Pelo acordo, a Boeing e a Embraer seriam parceiras em duas joint-ventures. A principal delas, envolvendo a área de aviação comercial da Embraer, seria controlada pelos americanos, que teriam 80% de participação. Os 20% restantes permaneceriam sob controle da companhia brasileira.

Ao longo de dois anos, as duas empresas venceram a resistência de acionistas, do governo brasileiro (que tinha a prerrogativa de vetar o negócio), do Conselho Administrativo de Defesa Econômica (Cade) e até mesmo da Justiça (que chegou a suspender a fusão).

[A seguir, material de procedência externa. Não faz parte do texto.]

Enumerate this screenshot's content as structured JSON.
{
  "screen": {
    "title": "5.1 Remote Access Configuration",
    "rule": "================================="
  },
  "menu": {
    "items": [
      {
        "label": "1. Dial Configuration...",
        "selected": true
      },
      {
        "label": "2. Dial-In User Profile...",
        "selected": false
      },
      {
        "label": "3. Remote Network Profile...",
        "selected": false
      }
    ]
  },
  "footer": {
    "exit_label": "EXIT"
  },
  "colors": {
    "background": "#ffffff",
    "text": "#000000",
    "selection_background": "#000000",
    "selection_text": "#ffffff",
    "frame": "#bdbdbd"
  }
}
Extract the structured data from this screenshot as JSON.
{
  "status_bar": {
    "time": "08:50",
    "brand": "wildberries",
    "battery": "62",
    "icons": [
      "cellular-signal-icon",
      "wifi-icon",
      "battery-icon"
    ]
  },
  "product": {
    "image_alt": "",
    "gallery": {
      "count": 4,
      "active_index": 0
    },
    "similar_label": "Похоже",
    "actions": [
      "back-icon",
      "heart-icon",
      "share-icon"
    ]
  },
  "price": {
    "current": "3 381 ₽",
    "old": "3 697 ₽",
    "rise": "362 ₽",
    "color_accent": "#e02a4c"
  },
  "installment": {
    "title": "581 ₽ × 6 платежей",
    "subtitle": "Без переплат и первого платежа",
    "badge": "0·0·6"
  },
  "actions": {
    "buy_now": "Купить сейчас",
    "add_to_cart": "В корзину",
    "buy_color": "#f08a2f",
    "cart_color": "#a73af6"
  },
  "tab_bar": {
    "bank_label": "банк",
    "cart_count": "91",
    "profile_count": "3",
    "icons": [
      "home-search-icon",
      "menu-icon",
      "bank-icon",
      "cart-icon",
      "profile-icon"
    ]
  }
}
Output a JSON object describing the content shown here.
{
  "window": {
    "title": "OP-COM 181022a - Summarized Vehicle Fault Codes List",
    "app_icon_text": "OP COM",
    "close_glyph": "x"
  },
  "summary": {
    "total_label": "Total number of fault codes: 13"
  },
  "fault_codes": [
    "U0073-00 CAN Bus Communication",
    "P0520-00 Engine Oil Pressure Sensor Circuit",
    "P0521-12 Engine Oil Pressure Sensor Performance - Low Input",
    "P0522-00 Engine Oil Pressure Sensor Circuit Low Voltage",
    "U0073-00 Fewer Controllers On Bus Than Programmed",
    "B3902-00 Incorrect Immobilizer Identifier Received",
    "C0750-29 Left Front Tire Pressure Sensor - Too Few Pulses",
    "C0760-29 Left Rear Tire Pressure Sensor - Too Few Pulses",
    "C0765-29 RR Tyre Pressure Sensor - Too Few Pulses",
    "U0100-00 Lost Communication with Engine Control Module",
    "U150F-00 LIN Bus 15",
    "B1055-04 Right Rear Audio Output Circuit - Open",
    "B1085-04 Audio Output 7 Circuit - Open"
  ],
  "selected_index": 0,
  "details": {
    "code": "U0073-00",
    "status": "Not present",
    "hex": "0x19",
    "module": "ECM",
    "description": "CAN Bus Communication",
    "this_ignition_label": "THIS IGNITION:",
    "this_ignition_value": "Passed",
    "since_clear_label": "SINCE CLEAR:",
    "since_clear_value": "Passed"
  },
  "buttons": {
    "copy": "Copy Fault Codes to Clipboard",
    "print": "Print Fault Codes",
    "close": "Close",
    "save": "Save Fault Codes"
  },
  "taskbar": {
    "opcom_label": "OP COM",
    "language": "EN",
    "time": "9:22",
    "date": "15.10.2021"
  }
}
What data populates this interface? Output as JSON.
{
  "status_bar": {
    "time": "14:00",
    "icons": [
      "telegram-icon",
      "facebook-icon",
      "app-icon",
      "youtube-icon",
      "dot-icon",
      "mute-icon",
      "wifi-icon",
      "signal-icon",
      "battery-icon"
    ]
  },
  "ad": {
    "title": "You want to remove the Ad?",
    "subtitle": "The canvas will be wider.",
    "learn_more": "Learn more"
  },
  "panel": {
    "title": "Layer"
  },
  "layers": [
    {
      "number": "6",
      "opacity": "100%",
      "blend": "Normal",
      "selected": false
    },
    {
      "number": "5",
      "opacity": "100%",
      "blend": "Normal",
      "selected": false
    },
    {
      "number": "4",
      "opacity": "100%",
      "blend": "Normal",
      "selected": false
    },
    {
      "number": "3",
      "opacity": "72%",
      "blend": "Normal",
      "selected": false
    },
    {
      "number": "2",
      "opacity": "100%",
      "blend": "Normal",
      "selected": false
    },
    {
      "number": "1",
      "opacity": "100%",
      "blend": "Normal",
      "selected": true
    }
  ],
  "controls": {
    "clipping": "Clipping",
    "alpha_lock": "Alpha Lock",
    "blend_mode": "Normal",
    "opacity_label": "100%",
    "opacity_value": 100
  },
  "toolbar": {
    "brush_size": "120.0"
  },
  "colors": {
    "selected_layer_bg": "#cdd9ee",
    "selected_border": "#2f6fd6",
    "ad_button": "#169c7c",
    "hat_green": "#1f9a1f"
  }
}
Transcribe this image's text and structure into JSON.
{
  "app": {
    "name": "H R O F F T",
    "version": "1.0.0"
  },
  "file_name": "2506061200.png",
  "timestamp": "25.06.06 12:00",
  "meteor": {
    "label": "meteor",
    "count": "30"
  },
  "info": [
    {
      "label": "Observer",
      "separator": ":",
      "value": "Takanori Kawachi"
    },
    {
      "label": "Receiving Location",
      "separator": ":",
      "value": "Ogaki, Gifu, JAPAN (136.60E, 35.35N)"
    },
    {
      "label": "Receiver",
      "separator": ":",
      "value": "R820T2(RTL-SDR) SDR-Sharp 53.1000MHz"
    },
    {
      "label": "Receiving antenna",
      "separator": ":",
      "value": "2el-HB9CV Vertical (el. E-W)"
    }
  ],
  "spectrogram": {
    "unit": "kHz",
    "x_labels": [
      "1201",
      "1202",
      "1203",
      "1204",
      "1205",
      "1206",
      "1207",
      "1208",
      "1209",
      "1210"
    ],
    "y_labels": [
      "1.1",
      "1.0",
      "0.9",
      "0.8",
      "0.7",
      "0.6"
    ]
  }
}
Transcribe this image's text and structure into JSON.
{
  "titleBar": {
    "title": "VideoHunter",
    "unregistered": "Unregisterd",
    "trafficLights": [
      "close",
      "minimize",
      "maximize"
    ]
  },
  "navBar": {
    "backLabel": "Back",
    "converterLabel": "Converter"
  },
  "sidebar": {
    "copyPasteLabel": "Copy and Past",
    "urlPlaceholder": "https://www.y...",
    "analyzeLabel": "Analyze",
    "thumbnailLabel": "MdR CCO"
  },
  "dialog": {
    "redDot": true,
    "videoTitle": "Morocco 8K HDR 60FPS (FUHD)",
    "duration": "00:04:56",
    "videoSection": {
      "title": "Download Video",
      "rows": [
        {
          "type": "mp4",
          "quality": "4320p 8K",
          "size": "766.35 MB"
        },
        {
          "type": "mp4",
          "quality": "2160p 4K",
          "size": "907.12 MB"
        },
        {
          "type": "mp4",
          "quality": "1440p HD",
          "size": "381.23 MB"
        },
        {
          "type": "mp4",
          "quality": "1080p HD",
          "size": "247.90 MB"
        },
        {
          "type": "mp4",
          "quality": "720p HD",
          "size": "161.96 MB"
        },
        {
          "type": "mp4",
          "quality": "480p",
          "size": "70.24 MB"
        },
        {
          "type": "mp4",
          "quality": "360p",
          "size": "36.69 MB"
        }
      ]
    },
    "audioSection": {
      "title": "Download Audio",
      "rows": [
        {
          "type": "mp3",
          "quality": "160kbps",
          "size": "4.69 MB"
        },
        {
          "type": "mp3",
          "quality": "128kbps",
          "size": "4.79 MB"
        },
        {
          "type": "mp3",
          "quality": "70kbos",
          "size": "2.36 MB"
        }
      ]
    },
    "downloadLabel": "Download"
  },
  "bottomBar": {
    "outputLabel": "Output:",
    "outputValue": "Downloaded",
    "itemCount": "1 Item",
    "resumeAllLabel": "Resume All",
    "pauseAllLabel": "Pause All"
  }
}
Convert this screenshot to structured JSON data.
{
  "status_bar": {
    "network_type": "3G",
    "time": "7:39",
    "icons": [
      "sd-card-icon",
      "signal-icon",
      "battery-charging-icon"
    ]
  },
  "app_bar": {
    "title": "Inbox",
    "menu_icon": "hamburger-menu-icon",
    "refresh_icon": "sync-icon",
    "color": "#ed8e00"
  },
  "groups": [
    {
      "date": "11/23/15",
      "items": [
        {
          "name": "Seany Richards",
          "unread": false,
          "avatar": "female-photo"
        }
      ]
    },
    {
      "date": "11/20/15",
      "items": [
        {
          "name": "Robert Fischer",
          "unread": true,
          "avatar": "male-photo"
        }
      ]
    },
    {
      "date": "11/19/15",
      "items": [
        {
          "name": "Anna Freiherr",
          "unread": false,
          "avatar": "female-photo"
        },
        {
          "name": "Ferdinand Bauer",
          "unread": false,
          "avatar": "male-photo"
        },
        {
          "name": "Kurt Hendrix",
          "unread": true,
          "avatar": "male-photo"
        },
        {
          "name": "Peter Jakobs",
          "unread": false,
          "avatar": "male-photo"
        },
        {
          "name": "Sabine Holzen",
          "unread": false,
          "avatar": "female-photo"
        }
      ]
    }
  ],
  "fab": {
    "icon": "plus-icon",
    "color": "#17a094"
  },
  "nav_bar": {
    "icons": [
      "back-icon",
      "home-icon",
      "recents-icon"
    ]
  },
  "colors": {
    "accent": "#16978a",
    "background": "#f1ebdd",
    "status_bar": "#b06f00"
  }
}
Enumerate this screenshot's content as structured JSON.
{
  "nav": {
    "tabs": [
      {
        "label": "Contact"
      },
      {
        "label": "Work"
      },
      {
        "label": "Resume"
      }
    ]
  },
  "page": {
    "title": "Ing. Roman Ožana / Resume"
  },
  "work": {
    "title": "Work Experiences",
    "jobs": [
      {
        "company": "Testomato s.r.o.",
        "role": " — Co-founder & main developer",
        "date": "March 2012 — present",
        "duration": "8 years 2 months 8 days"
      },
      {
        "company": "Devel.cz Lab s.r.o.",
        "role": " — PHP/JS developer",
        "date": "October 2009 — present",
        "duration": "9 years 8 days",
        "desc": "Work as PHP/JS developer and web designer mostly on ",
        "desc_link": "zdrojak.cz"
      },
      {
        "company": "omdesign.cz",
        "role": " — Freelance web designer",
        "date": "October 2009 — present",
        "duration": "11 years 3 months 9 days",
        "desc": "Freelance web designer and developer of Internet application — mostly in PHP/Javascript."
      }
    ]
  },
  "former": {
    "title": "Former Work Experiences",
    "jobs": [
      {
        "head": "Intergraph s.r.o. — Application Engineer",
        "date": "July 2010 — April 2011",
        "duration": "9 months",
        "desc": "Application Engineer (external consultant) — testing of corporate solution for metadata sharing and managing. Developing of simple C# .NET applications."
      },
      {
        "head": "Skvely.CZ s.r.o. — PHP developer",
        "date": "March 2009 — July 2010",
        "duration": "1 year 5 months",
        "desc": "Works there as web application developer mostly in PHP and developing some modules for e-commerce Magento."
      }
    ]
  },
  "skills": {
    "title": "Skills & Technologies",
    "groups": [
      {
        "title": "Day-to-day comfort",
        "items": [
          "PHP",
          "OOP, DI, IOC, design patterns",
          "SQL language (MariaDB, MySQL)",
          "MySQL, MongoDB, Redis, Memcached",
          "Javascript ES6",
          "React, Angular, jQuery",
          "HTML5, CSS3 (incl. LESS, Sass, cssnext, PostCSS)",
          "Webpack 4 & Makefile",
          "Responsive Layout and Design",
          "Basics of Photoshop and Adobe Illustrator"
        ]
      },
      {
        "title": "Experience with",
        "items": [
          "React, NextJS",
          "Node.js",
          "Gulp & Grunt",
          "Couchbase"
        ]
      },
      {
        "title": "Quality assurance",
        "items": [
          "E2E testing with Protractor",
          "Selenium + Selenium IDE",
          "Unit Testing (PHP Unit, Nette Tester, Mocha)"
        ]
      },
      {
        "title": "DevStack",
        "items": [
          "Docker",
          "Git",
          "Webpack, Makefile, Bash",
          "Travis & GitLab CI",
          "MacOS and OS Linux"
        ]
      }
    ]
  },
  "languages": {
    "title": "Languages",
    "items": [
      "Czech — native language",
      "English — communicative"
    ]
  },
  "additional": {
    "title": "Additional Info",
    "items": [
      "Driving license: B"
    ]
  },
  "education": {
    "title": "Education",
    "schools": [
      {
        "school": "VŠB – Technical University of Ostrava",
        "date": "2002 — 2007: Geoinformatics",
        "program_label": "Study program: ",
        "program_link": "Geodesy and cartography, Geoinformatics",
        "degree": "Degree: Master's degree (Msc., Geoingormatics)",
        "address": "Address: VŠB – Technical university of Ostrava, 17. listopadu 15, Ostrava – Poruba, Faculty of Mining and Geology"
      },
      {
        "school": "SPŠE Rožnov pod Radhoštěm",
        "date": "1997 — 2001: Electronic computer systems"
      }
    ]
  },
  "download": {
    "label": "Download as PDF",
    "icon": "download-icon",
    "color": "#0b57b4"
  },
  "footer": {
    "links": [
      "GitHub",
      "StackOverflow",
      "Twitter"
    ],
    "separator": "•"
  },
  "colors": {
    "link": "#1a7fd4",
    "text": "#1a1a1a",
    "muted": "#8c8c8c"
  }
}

Mas órgãos regulatórios da União Europeia ainda não haviam dado seu aval até agora e a Comissão Europeia chegou a abrir uma investigação aprofundada sobre o tema, devido a uma potencial ameaça à competição nos preços e desenvolvimentos de produtos no setor da aviação.

Pelos termos negociados do acordo, a Boeing ficaria com 80% da joint-venture a ser criada com a divisão e a Embraer poderia vender sua parte restante posteriormente. Se tivesse sido concluído, a Embraer ainda ficaria com os negócios de defesa e jatos executivos.

O negócio era visto como estratégico pelas duas empresas. Para Boeing, permitiria entrar com peso no mercado de jatos regionais. Também poderia concorrer nessa área com a europeia Airbus, que adquiriu em 2017 uma linha de jatos regionais da canadense Bombardier.

As negociações ainda contemplavam a criação de uma segunda joint-venture voltada para a produção da aeronave de transporte militar Embraer C-390 Millennium, com participação de 51% da Embraer e 49% da Boeing. Com o abandono do negócio, esta joint-venture também naufragou, mas a empresa americana ainda afirma que pretende manter um acordo para a comercialização e manutenção conjunta da aeronave.